Controller surface scan

Controller surface scan analysis is an automatic background process that ensures that you can recover data if a drive failure occurs. The controller scanning process

  • checks physical drives in fault-tolerant logical drives for bad sectors

  • in RAID 5 or RAID 6 (ADG) configurations, verifies the consistency of parity data

You can disable the surface scan analysis, set it to high, or specify a time interval that the controller is inactive before a surface scan analysis is started on the physical drives that are connected to it.

  • Disabled: Disabling the controller surface scan can decrease the potential latency impacts that may occur due to waiting for a scanning I/O to complete, but at the cost of not detecting the growth of bad blocks on the media before a data loss situation.

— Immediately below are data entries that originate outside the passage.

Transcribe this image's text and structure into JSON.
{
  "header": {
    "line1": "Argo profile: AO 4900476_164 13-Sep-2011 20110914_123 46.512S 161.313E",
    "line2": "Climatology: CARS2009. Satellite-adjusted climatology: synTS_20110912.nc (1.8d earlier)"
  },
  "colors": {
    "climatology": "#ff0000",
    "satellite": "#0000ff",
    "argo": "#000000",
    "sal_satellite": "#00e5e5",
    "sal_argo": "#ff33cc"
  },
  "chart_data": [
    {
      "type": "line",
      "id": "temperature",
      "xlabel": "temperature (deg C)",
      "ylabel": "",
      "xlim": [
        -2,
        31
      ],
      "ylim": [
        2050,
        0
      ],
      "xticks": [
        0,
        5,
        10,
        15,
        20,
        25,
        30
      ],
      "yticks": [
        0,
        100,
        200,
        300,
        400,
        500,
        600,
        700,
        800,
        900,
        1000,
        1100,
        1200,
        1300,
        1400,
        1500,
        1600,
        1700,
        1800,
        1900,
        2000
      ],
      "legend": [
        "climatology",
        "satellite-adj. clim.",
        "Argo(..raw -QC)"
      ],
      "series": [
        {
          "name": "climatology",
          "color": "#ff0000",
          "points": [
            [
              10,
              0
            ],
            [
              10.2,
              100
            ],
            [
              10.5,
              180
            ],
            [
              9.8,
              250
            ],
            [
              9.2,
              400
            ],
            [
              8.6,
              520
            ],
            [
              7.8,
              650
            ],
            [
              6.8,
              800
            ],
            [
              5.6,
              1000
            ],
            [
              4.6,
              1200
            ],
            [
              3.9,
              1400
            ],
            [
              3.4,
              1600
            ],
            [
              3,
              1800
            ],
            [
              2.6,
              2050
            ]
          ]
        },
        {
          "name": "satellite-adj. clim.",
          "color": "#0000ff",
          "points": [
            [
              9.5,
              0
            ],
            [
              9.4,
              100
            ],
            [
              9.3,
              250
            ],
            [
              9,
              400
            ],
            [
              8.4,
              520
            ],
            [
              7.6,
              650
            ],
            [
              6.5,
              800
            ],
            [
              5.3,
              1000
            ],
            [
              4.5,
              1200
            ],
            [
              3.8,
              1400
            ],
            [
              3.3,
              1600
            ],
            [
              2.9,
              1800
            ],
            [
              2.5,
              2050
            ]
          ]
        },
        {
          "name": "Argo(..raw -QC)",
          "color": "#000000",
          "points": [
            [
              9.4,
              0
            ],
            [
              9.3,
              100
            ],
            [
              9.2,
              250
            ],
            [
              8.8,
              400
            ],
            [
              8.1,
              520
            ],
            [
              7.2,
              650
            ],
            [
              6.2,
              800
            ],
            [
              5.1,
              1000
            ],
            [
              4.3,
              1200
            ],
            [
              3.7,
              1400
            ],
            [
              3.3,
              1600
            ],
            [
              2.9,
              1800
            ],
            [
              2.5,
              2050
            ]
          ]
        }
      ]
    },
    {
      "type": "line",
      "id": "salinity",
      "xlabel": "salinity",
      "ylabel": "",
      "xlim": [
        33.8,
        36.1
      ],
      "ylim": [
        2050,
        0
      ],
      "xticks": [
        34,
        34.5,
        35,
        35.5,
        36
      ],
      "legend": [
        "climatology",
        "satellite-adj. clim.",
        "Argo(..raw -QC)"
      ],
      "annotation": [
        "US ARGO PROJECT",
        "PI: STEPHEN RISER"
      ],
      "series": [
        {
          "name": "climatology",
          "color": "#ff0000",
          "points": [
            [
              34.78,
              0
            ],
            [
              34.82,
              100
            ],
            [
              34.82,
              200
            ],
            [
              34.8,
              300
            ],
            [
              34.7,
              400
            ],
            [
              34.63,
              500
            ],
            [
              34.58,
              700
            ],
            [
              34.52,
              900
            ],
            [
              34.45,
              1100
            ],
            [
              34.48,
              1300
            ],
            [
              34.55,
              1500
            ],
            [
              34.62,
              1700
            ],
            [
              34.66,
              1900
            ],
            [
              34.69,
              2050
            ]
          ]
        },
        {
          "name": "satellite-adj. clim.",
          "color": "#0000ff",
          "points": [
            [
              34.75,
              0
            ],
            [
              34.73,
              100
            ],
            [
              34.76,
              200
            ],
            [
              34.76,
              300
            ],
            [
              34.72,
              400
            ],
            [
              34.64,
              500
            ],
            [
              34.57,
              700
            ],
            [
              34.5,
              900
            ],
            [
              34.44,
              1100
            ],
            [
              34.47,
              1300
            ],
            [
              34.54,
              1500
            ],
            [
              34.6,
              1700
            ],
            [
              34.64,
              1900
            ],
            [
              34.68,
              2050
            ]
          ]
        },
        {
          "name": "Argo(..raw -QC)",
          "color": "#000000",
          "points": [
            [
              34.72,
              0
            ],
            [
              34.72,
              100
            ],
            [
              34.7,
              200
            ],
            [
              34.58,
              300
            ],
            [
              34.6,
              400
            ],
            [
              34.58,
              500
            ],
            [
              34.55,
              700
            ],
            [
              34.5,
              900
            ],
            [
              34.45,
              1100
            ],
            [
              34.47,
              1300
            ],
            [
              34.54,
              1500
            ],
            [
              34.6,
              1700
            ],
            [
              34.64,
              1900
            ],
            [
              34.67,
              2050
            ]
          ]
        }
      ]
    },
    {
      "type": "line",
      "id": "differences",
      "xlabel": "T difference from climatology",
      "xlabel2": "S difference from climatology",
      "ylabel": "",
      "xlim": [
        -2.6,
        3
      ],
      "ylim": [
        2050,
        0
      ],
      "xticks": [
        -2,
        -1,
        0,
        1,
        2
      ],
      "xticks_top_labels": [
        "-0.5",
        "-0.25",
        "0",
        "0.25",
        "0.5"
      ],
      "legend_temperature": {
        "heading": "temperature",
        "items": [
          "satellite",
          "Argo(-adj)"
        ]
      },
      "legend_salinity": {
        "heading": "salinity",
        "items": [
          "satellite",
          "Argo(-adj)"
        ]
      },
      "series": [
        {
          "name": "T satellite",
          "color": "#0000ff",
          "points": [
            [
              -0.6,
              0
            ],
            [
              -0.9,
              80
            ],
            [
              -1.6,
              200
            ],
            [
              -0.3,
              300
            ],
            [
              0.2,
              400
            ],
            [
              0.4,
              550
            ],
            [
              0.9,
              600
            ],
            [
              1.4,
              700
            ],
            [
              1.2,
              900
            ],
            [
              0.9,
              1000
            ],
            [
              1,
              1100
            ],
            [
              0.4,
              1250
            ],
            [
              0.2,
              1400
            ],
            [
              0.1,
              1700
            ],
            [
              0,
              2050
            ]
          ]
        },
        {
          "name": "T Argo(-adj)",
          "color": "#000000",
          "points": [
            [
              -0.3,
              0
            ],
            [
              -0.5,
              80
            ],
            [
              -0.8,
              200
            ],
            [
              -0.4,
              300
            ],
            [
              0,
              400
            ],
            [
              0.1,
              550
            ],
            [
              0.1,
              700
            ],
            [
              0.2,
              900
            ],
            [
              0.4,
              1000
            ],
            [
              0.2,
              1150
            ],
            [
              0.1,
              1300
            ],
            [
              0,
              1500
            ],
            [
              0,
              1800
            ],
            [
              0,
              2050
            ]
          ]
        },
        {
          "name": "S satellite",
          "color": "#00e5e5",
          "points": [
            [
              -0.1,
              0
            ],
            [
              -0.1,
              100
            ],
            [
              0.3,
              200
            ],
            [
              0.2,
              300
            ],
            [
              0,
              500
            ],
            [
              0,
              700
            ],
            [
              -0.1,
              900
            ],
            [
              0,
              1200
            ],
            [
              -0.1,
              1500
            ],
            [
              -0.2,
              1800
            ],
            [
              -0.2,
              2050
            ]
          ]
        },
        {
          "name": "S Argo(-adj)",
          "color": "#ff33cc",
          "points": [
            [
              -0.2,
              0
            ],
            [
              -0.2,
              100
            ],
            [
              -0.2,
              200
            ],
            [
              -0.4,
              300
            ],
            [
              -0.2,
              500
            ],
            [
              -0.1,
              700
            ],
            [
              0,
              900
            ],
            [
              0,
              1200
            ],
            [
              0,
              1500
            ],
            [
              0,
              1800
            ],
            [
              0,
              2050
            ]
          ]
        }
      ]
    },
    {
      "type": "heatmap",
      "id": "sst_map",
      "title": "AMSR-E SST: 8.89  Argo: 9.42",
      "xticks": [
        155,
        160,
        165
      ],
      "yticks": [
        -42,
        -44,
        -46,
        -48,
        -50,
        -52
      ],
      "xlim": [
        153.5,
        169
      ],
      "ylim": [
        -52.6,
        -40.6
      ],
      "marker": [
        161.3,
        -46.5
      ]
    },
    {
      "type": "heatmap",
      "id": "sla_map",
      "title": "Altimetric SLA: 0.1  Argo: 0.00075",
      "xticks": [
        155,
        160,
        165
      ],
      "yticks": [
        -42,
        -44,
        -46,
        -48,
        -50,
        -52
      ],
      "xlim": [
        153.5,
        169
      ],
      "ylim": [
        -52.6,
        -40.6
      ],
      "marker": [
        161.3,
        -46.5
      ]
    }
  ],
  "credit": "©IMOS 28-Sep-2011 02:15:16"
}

  • High: Setting the controller surface scan to high increases the probability of detecting a bad block before it becomes a data loss situation.

  • Idle: Setting the controller surface scan to idle and setting the corresponding surface scan delay can decrease the potential latency impacts, but still allow the scanning of bad blocks during the idle time.

Parallel surface scan count allows the control of how many controller surface scans can operate in parallel. This is used when there is more than one logical drive on a controller. This setting allows the controller to detect bad blocks on multiple logical drives in parallel and can significantly decrease the time it takes to detect back, especially for logical drives using very large capacity drives.